Notre-Dame reimagined

The year 2019 will go down in history as the year that Notre-Dame Cathedral was devastated by fire. Before the embers had stopped smoking questions about how to rebuild were being asked. The French senate eventually decreed that it must be returned to the way it looked before, but not before a lot of architects published their visions for how the place of worship could be re-imagined.

Dutch company Concr3de suggested 3D-printed gargoyles, while Studio NAB envisioned a giant greenhouse in place of a roof and Fuksas proposed a spire made of pure crystal.

Wilder suggestions included a swimming pool, a car park and a McDonalds. The craze for re-imagining Notre-Dame peaked when designer Sebastian Errazuriz produced mockups of the cathedral being used as a rocket ship launcher.

Since then suggestions have been more subdued. Gensler designed a temporary worship pavilion that can turn into a market, while Soltani+LeClercq envisioned a huge grey veil to screen the scorched cathedral as it is rebuilt.

Reflective architecture

Shiny surfaces had a moment in 2019. Architect Doug Aitken clad an entire house in the Swiss Alps in mirrors. Called Mirage, it’s walls reflect the snowy mountains while its mirror-panelled interiors create a kaleidoscope effect.

In Beijing, architecture studio MAD added two bubbles wrapped in mirrored stainless steel to a courtyard house. The reflective pods provide extra space while reflecting the historic surroundings.

Chilean architecture studio Pezo von Ellrichshausen experimented with the disorientating effect of mirrors by creating a pavilion in Milan clad in polished stainless steel that cantilevers over the viewer, turning the baroque courtyard upside down in its reflection.

Le Bon Marché department store in Paris had a mirrored cube installation containing a circular skate ramp, designed in a collaboration between Chicago architecture practice MANA and skateboarder Scott Oster. The project was named Retail interior of the year at the 2019 Dezeen Awards.

As a more sombre reflection, architecture studio Counterspace used mirrors to create an installation that reflected the beautiful-but-toxic sunsets caused by mining dump dust in Johannesburg.

Unpaid internships controversy

In 2019 the architecture industry did some soul searching about the ethics of unpaid internships and the culture of long hours.

Debate raged over unpaid internships after it came to light that the 2019 Serpentine Pavilion architect Junya Ishigami had offered them at his studio in Japan.
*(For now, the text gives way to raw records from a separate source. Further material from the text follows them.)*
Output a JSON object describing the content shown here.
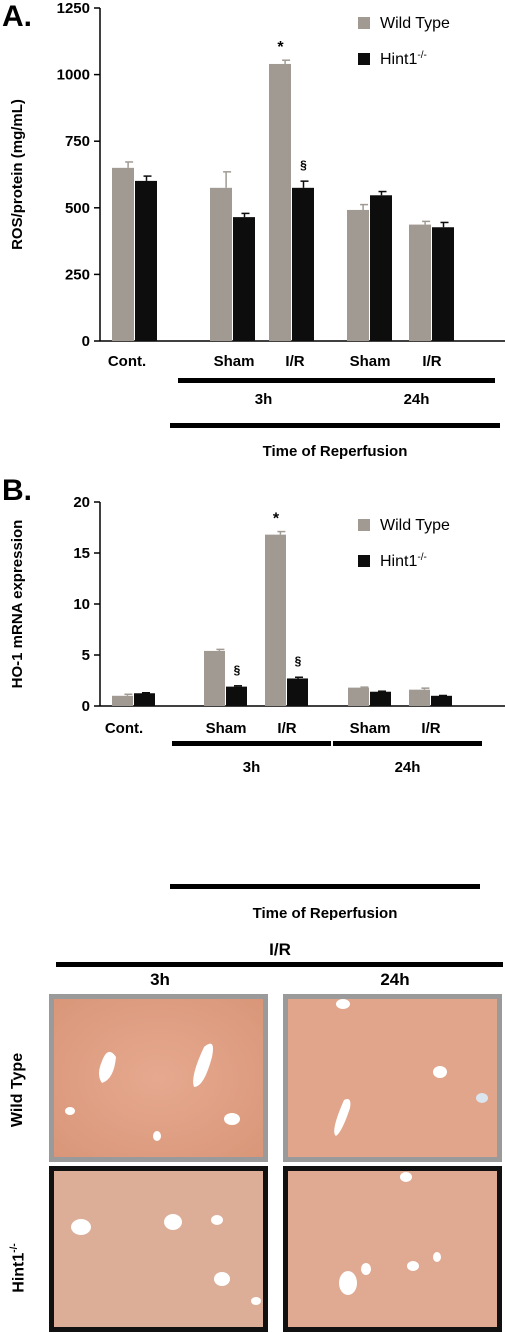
{
  "panel_a": {
    "letter": "A."
  },
  "panel_b": {
    "letter": "B."
  },
  "chart_data": [
    {
      "type": "bar",
      "title": "",
      "ylabel": "ROS/protein (mg/mL)",
      "xlabel": "Time of Reperfusion",
      "ylim": [
        0,
        1250
      ],
      "yticks": [
        0,
        250,
        500,
        750,
        1000,
        1250
      ],
      "categories": [
        "Cont.",
        "3h Sham",
        "3h I/R",
        "24h Sham",
        "24h I/R"
      ],
      "category_labels": [
        "Cont.",
        "Sham",
        "I/R",
        "Sham",
        "I/R"
      ],
      "group_labels": [
        "3h",
        "24h"
      ],
      "legend_position": "top-right",
      "series": [
        {
          "name": "Wild Type",
          "color": "#a09a93",
          "values": [
            650,
            575,
            1040,
            492,
            437
          ],
          "errors": [
            22,
            60,
            14,
            20,
            12
          ]
        },
        {
          "name": "Hint1-/-",
          "color": "#0d0d0d",
          "values": [
            601,
            465,
            575,
            547,
            427
          ],
          "errors": [
            18,
            14,
            25,
            14,
            18
          ]
        }
      ],
      "annotations": [
        {
          "text": "*",
          "category": "3h I/R",
          "series": "Wild Type"
        },
        {
          "text": "§",
          "category": "3h I/R",
          "series": "Hint1-/-"
        }
      ]
    },
    {
      "type": "bar",
      "title": "",
      "ylabel": "HO-1 mRNA expression",
      "xlabel": "Time of Reperfusion",
      "ylim": [
        0,
        20
      ],
      "yticks": [
        0,
        5,
        10,
        15,
        20
      ],
      "categories": [
        "Cont.",
        "3h Sham",
        "3h I/R",
        "24h Sham",
        "24h I/R"
      ],
      "category_labels": [
        "Cont.",
        "Sham",
        "I/R",
        "Sham",
        "I/R"
      ],
      "group_labels": [
        "3h",
        "24h"
      ],
      "legend_position": "top-right",
      "series": [
        {
          "name": "Wild Type",
          "color": "#a09a93",
          "values": [
            1.0,
            5.4,
            16.8,
            1.8,
            1.6
          ],
          "errors": [
            0.15,
            0.15,
            0.3,
            0.05,
            0.15
          ]
        },
        {
          "name": "Hint1-/-",
          "color": "#0d0d0d",
          "values": [
            1.25,
            1.9,
            2.7,
            1.4,
            1.0
          ],
          "errors": [
            0.05,
            0.08,
            0.12,
            0.05,
            0.03
          ]
        }
      ],
      "annotations": [
        {
          "text": "*",
          "category": "3h I/R",
          "series": "Wild Type"
        },
        {
          "text": "§",
          "category": "3h Sham",
          "series": "Hint1-/-"
        },
        {
          "text": "§",
          "category": "3h I/R",
          "series": "Hint1-/-"
        }
      ]
    }
  ],
  "histology": {
    "header": "I/R",
    "columns": [
      "3h",
      "24h"
    ],
    "rows": [
      "Wild Type",
      "Hint1-/-"
    ],
    "row_border_colors": [
      "#9a9a9a",
      "#111111"
    ]
  }
}
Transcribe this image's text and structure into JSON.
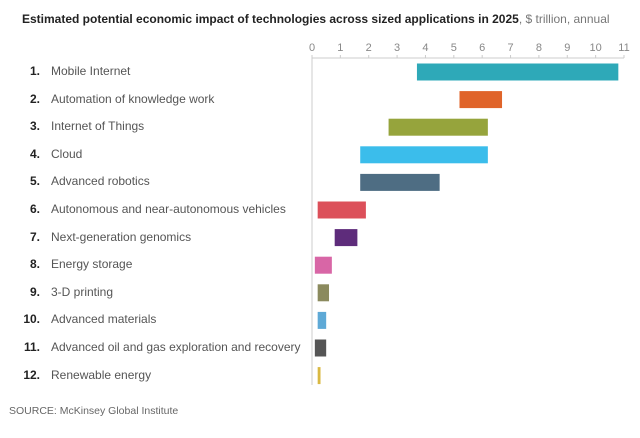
{
  "title": {
    "bold": "Estimated potential economic impact of technologies across sized applications in 2025",
    "sub": ", $ trillion, annual"
  },
  "source": "SOURCE: McKinsey Global Institute",
  "chart_data": {
    "type": "bar",
    "orientation": "horizontal-range",
    "title": "Estimated potential economic impact of technologies across sized applications in 2025, $ trillion, annual",
    "xlabel": "$ trillion, annual",
    "xlim": [
      0,
      11
    ],
    "xticks": [
      "0",
      "1",
      "2",
      "3",
      "4",
      "5",
      "6",
      "7",
      "8",
      "9",
      "10",
      "11"
    ],
    "grid": false,
    "categories": [
      {
        "rank": "1.",
        "name": "Mobile Internet",
        "low": 3.7,
        "high": 10.8,
        "color": "#2ea9b8"
      },
      {
        "rank": "2.",
        "name": "Automation of knowledge work",
        "low": 5.2,
        "high": 6.7,
        "color": "#e0642a"
      },
      {
        "rank": "3.",
        "name": "Internet of Things",
        "low": 2.7,
        "high": 6.2,
        "color": "#96a43c"
      },
      {
        "rank": "4.",
        "name": "Cloud",
        "low": 1.7,
        "high": 6.2,
        "color": "#3bbdeb"
      },
      {
        "rank": "5.",
        "name": "Advanced robotics",
        "low": 1.7,
        "high": 4.5,
        "color": "#4e6d83"
      },
      {
        "rank": "6.",
        "name": "Autonomous and near-autonomous vehicles",
        "low": 0.2,
        "high": 1.9,
        "color": "#dc505a"
      },
      {
        "rank": "7.",
        "name": "Next-generation genomics",
        "low": 0.8,
        "high": 1.6,
        "color": "#5e2c7b"
      },
      {
        "rank": "8.",
        "name": "Energy storage",
        "low": 0.1,
        "high": 0.7,
        "color": "#d866a6"
      },
      {
        "rank": "9.",
        "name": "3-D printing",
        "low": 0.2,
        "high": 0.6,
        "color": "#8b8a5e"
      },
      {
        "rank": "10.",
        "name": "Advanced materials",
        "low": 0.2,
        "high": 0.5,
        "color": "#5ea9d6"
      },
      {
        "rank": "11.",
        "name": "Advanced oil and gas exploration and recovery",
        "low": 0.1,
        "high": 0.5,
        "color": "#555555"
      },
      {
        "rank": "12.",
        "name": "Renewable energy",
        "low": 0.2,
        "high": 0.3,
        "color": "#d9b842"
      }
    ]
  }
}
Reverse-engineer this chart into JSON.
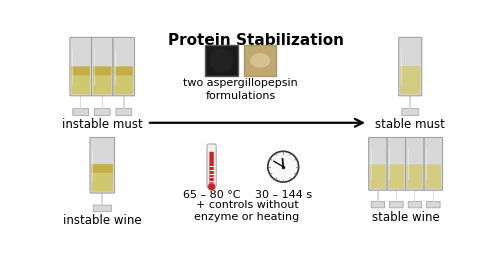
{
  "title": "Protein Stabilization",
  "title_fontsize": 11,
  "title_fontweight": "bold",
  "bg_color": "#ffffff",
  "text_color": "#000000",
  "left_top_label": "instable must",
  "left_bottom_label": "instable wine",
  "right_top_label": "stable must",
  "right_bottom_label": "stable wine",
  "center_top_label": "two aspergillopepsin\nformulations",
  "temp_label": "65 – 80 °C",
  "time_label": "30 – 144 s",
  "controls_label": "+ controls without\nenzyme or heating",
  "label_fontsize": 8.5,
  "sub_fontsize": 8,
  "liquid_col_instable": "#cfc86e",
  "liquid_col_stable": "#d4cc80",
  "glass_col": "#d8d8d8",
  "glass_edge": "#999999",
  "therm_red": "#cc2222",
  "therm_bg": "#f0f0f0",
  "clock_face": "#f8f8f8",
  "clock_edge": "#333333",
  "enzyme_dark_bg": "#1a1a1a",
  "enzyme_dark_cap": "#3a3a3a",
  "enzyme_cream_bg": "#c0a870",
  "enzyme_cream_powder": "#d4c090"
}
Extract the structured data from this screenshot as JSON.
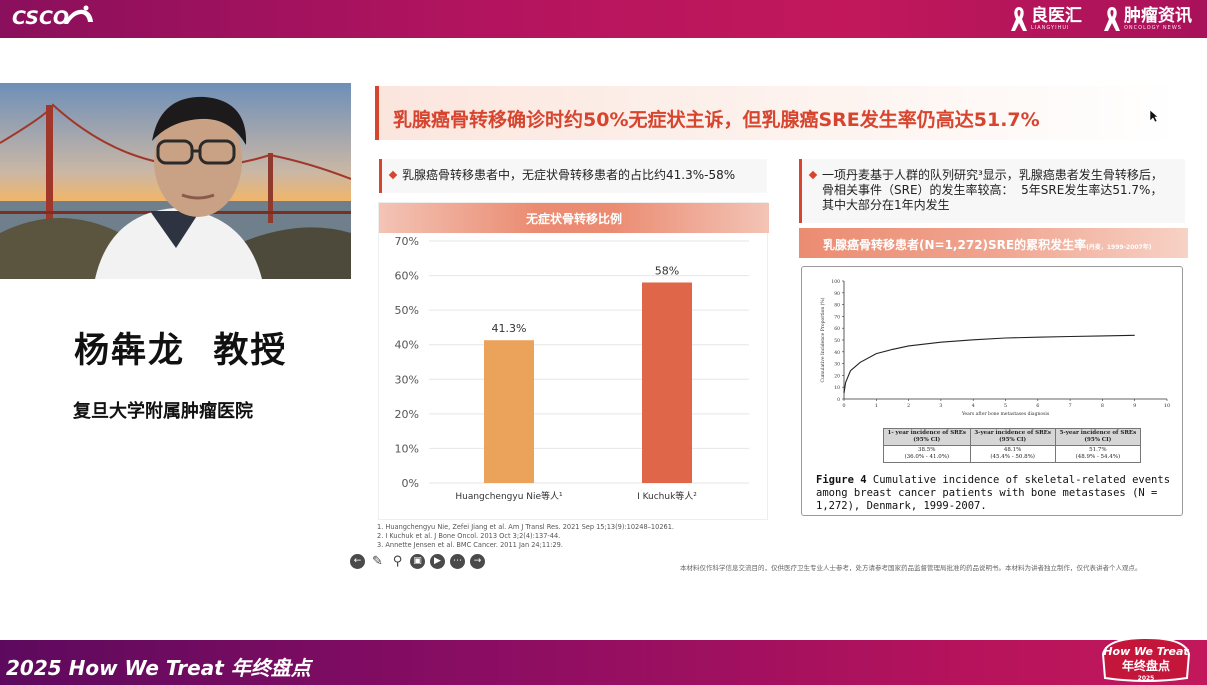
{
  "header": {
    "left_logo": "CSCO",
    "brand1_name": "良医汇",
    "brand1_sub": "LIANGYIHUI",
    "brand2_name": "肿瘤资讯",
    "brand2_sub": "ONCOLOGY NEWS"
  },
  "speaker": {
    "name": "杨犇龙  教授",
    "affiliation": "复旦大学附属肿瘤医院"
  },
  "slide": {
    "title": "乳腺癌骨转移确诊时约50%无症状主诉，但乳腺癌SRE发生率仍高达51.7%",
    "left_bullet": "乳腺癌骨转移患者中，无症状骨转移患者的占比约41.3%-58%",
    "right_bullet": "一项丹麦基于人群的队列研究³显示，乳腺癌患者发生骨转移后，\n骨相关事件（SRE）的发生率较高：  5年SRE发生率达51.7%，\n其中大部分在1年内发生",
    "curve_title": "乳腺癌骨转移患者(N=1,272)SRE的累积发生率",
    "curve_title_small": "(丹麦，1999-2007年)",
    "references": [
      "1. Huangchengyu Nie, Zefei Jiang et al. Am J Transl Res. 2021 Sep 15;13(9):10248–10261.",
      "2. I Kuchuk et al. J Bone Oncol. 2013 Oct 3;2(4):137-44.",
      "3. Annette Jensen et al. BMC Cancer. 2011 Jan 24;11:29."
    ],
    "disclaimer": "本材料仅作科学信息交流目的，仅供医疗卫生专业人士参考，处方请参考国家药品监督管理局批准的药品说明书。本材料为讲者独立制作，仅代表讲者个人观点。"
  },
  "figure": {
    "y_axis_label": "Cumulative Incidence Proportion (%)",
    "x_axis_label": "Years after bone metastases diagnosis",
    "x_ticks": [
      "0",
      "1",
      "2",
      "3",
      "4",
      "5",
      "6",
      "7",
      "8",
      "9",
      "10"
    ],
    "y_ticks": [
      "100",
      "90",
      "80",
      "70",
      "60",
      "50",
      "40",
      "30",
      "20",
      "10",
      "0"
    ],
    "table_headers": [
      "1- year incidence of SREs (95% CI)",
      "3-year incidence of SREs (95% CI)",
      "5-year incidence of SREs (95% CI)"
    ],
    "table_values": [
      "38.5%",
      "48.1%",
      "51.7%"
    ],
    "table_ci": [
      "(36.0% - 41.0%)",
      "(45.4% - 50.8%)",
      "(48.9% - 54.4%)"
    ],
    "caption_label": "Figure 4",
    "caption_text": " Cumulative incidence of skeletal-related events among breast cancer patients with bone metastases (N = 1,272), Denmark, 1999-2007."
  },
  "chart_data": {
    "type": "bar",
    "title": "无症状骨转移比例",
    "categories": [
      "Huangchengyu Nie等人¹",
      "I Kuchuk等人²"
    ],
    "values": [
      41.3,
      58
    ],
    "data_labels": [
      "41.3%",
      "58%"
    ],
    "y_ticks": [
      "70%",
      "60%",
      "50%",
      "40%",
      "30%",
      "20%",
      "10%",
      "0%"
    ],
    "ylim": [
      0,
      70
    ],
    "grid": true,
    "colors": [
      "#eba25a",
      "#e0664a"
    ]
  },
  "footer": {
    "banner_text": "2025 How We Treat 年终盘点",
    "badge_line1": "How We Treat",
    "badge_line2": "年终盘点",
    "badge_year": "2025"
  },
  "colors": {
    "accent": "#d7452f",
    "banner": "#b3145f"
  }
}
The revelation prompted a larger conversation about the practice of architects working for no, or very little, pay.

Architects and designers in Japan defended the practice as an indispensable part of the system, but Sou Fujimoto’s practice admitted it had stopped its unpaid internship program.

Chilean architecture studio Elemental, led by Pritzker Prize winner Alejandro Aravena, pulled its own unpaid internships after getting caught up in the row. But US-based designer Karim Rashid defended not paying his interns, saying it was better value than paying thousands of dollars in university fees.